Structurally, white families have 18-20 times the wealth of Latino and African-American people, while jail population is skewed the opposite way. The schools start with the composition of the community and are supposed to solve these distribution issues, but instead they continue to reflect the composition that they inherited. US schools are highly tracked and White and Asian students tend to track into Advanced Placement, where Black and Latino students track into different (and possibly remedial) programs.

Some people are categorically under-represented and this means that certain perspectives are being categorically excluded – this is to our detriment.

The first aspect of the theoretical prestige is Conceptions of Equity.
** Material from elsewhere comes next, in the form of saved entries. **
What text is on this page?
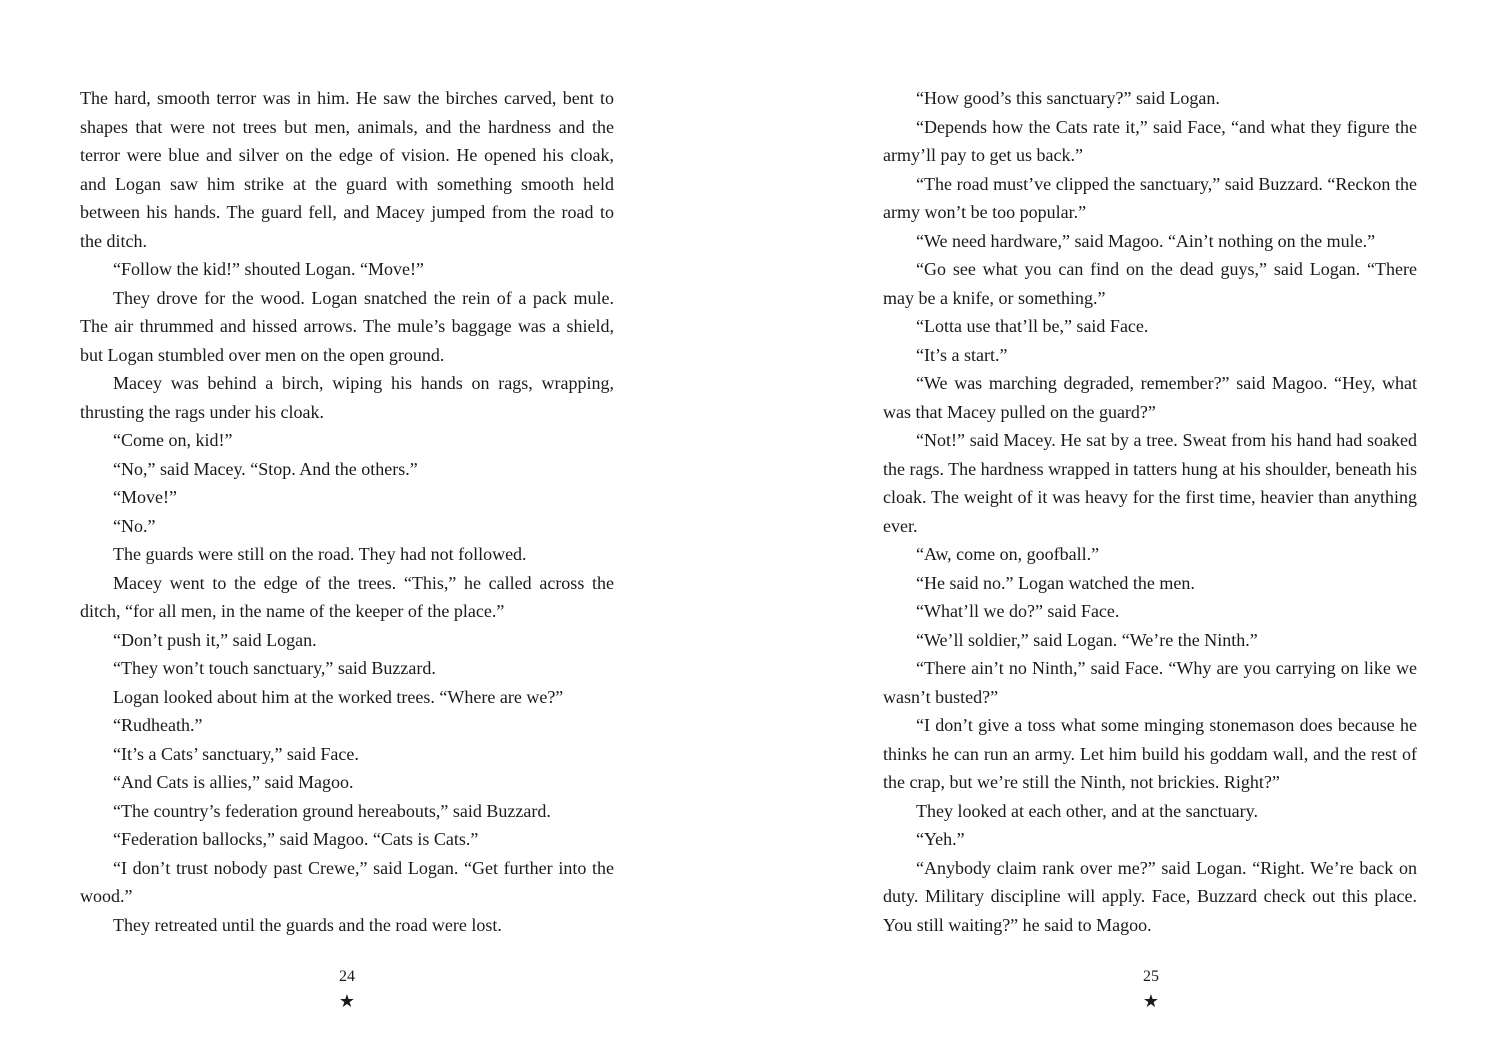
The hard, smooth terror was in him. He saw the birches carved, bent to shapes that were not trees but men, animals, and the hardness and the terror were blue and silver on the edge of vision. He opened his cloak, and Logan saw him strike at the guard with something smooth held between his hands. The guard fell, and Macey jumped from the road to the ditch.

“Follow the kid!” shouted Logan. “Move!”

They drove for the wood. Logan snatched the rein of a pack mule. The air thrummed and hissed arrows. The mule’s baggage was a shield, but Logan stumbled over men on the open ground.

Macey was behind a birch, wiping his hands on rags, wrapping, thrusting the rags under his cloak.

“Come on, kid!”

“No,” said Macey. “Stop. And the others.”

“Move!”

“No.”

The guards were still on the road. They had not followed.

Macey went to the edge of the trees. “This,” he called across the ditch, “for all men, in the name of the keeper of the place.”

“Don’t push it,” said Logan.

“They won’t touch sanctuary,” said Buzzard.

Logan looked about him at the worked trees. “Where are we?”

“Rudheath.”

“It’s a Cats’ sanctuary,” said Face.

“And Cats is allies,” said Magoo.

“The country’s federation ground hereabouts,” said Buzzard.

“Federation ballocks,” said Magoo. “Cats is Cats.”

“I don’t trust nobody past Crewe,” said Logan. “Get further into the wood.”

They retreated until the guards and the road were lost.

24
★

“How good’s this sanctuary?” said Logan.

“Depends how the Cats rate it,” said Face, “and what they figure the army’ll pay to get us back.”

“The road must’ve clipped the sanctuary,” said Buzzard. “Reckon the army won’t be too popular.”

“We need hardware,” said Magoo. “Ain’t nothing on the mule.”

“Go see what you can find on the dead guys,” said Logan. “There may be a knife, or something.”

“Lotta use that’ll be,” said Face.

“It’s a start.”

“We was marching degraded, remember?” said Magoo. “Hey, what was that Macey pulled on the guard?”

“Not!” said Macey. He sat by a tree. Sweat from his hand had soaked the rags. The hardness wrapped in tatters hung at his shoulder, beneath his cloak. The weight of it was heavy for the first time, heavier than anything ever.

“Aw, come on, goofball.”

“He said no.” Logan watched the men.

“What’ll we do?” said Face.

“We’ll soldier,” said Logan. “We’re the Ninth.”

“There ain’t no Ninth,” said Face. “Why are you carrying on like we wasn’t busted?”

“I don’t give a toss what some minging stonemason does because he thinks he can run an army. Let him build his goddam wall, and the rest of the crap, but we’re still the Ninth, not brickies. Right?”

They looked at each other, and at the sanctuary.

“Yeh.”

“Anybody claim rank over me?” said Logan. “Right. We’re back on duty. Military discipline will apply. Face, Buzzard check out this place. You still waiting?” he said to Magoo.

25
★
Looking at Jaime Escalante, and his work with students to do better at the AP calculus exam. His idea of equity was access, access to a high-value test that could facilitate college access and thus more highly paid careers. The next aspect of this was Funds of Knowledge, Gonzalez et al, where focusing on a white context reduces aspects of other communities and diminishes one community’s privilege. The third part, Relational Equity (Jo Boaler), reduced streaming and tracking, focusing on group work, where each student was responsible for each student’s success. Finally,Rico Gutstein takes a socio-political approach with Social Justice Pedagogy to provide authentic learning frameworks and using statistics to show up the problems.

The next parts of the theoretical perspective was  Computer Science Education, and Learning Sciences (socio-cultrual perspective on learning, who you are and what it means to be ‘smart’)
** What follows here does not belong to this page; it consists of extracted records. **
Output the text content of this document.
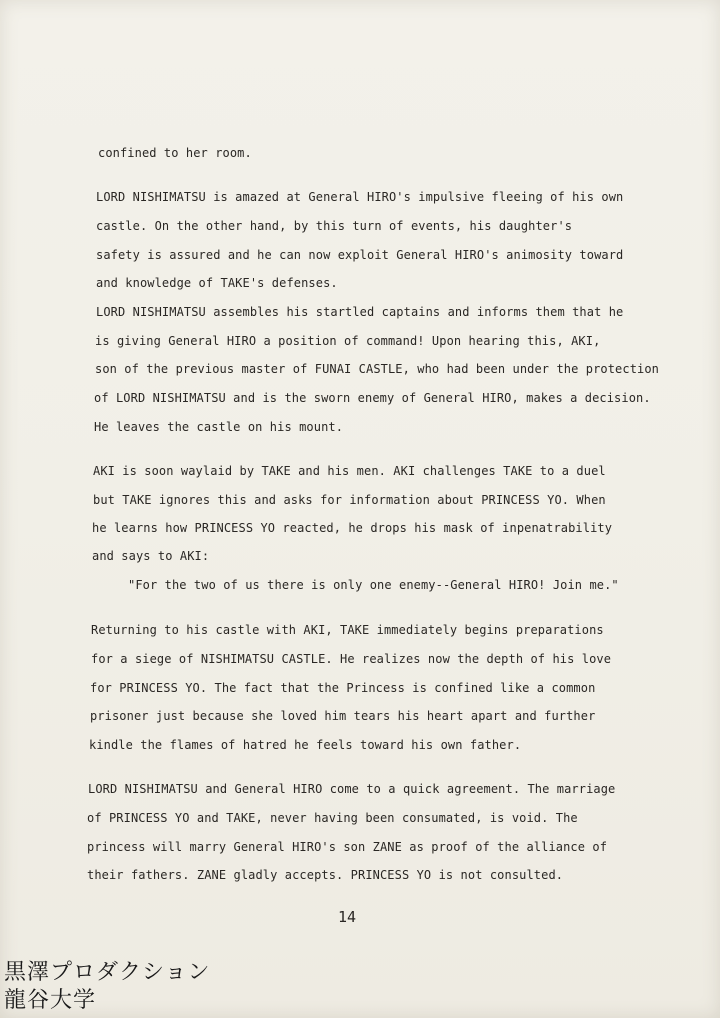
confined to her room.
LORD NISHIMATSU is amazed at General HIRO's impulsive fleeing of his own
castle. On the other hand, by this turn of events, his daughter's
safety is assured and he can now exploit General HIRO's animosity toward
and knowledge of TAKE's defenses.
LORD NISHIMATSU assembles his startled captains and informs them that he
is giving General HIRO a position of command! Upon hearing this, AKI,
son of the previous master of FUNAI CASTLE, who had been under the protection
of LORD NISHIMATSU and is the sworn enemy of General HIRO, makes a decision.
He leaves the castle on his mount.
AKI is soon waylaid by TAKE and his men. AKI challenges TAKE to a duel
but TAKE ignores this and asks for information about PRINCESS YO. When
he learns how PRINCESS YO reacted, he drops his mask of inpenatrability
and says to AKI:
"For the two of us there is only one enemy--General HIRO! Join me."
Returning to his castle with AKI, TAKE immediately begins preparations
for a siege of NISHIMATSU CASTLE. He realizes now the depth of his love
for PRINCESS YO. The fact that the Princess is confined like a common
prisoner just because she loved him tears his heart apart and further
kindle the flames of hatred he feels toward his own father.
LORD NISHIMATSU and General HIRO come to a quick agreement. The marriage
of PRINCESS YO and TAKE, never having been consumated, is void. The
princess will marry General HIRO's son ZANE as proof of the alliance of
their fathers. ZANE gladly accepts. PRINCESS YO is not consulted.
14
黒澤プロダクション
龍谷大学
In terms of learning science, Nasir and Hand, 2006, discussed Practice-linked Identities, with access to the domain (students know what CS people do), integral roles (there are many ways to contribute to a CS project) and self-expression and feeling competent (students can bring themselves to their CS practice).

The authors produced a short course for a small group of students to develop a small application. The outcome was BAYP (Bay Area Youth Programme), an App Inventor application that queried a remote database to answer user queries on local after-school program services.

How do we understand this in terms of an equity intervention? Let’s go back to Nasir and Hand.

  1. Access to the domain: Design and data used together is part of what CS people do, bridging students’ concepts and providing an intuitive way of connecting design to the world. When we have data, we can get categories, then schemas and so on. (This matters to CS people, if you’re not one. 🙂 )
  2. Integral Roles: Students got to see the importance of design, sketching things out, planning, coding, and seeing a segue from non-technical approaches to technical ones. However, one other very important aspect is that the oft-derided “liberal arts” skills may actually be useful or may be a good basis to put coding upon, as long as you understand what programming is and how you can get access to it.
  3. Making a unique contribution: The students felt that what they were doing was valuable and let them see what they could do.

Take-aways? CS can appeal to so many peopleif we think about how to do it. There are many pathways to help people. We have to think about what we can be doing to help people. Designing for their own community is going to be empowering for people.

Sarah finished on some great questions. How will they handle scaling it up? Apprenticeship is really hard to scale up but we can think about it. Does this make students want to take CS? Will this lead to AP? Can it be inter-leaved with a project course? Could this be integrated into a humanities or social science context? Lots to think about but it’s obvious that there’s been a lot of good work that has gone into this.

What a great session! Really thought-provoking and, while it was a reminder for many of us how far we have left to go, there were probably people present who had heard things like this for the first time.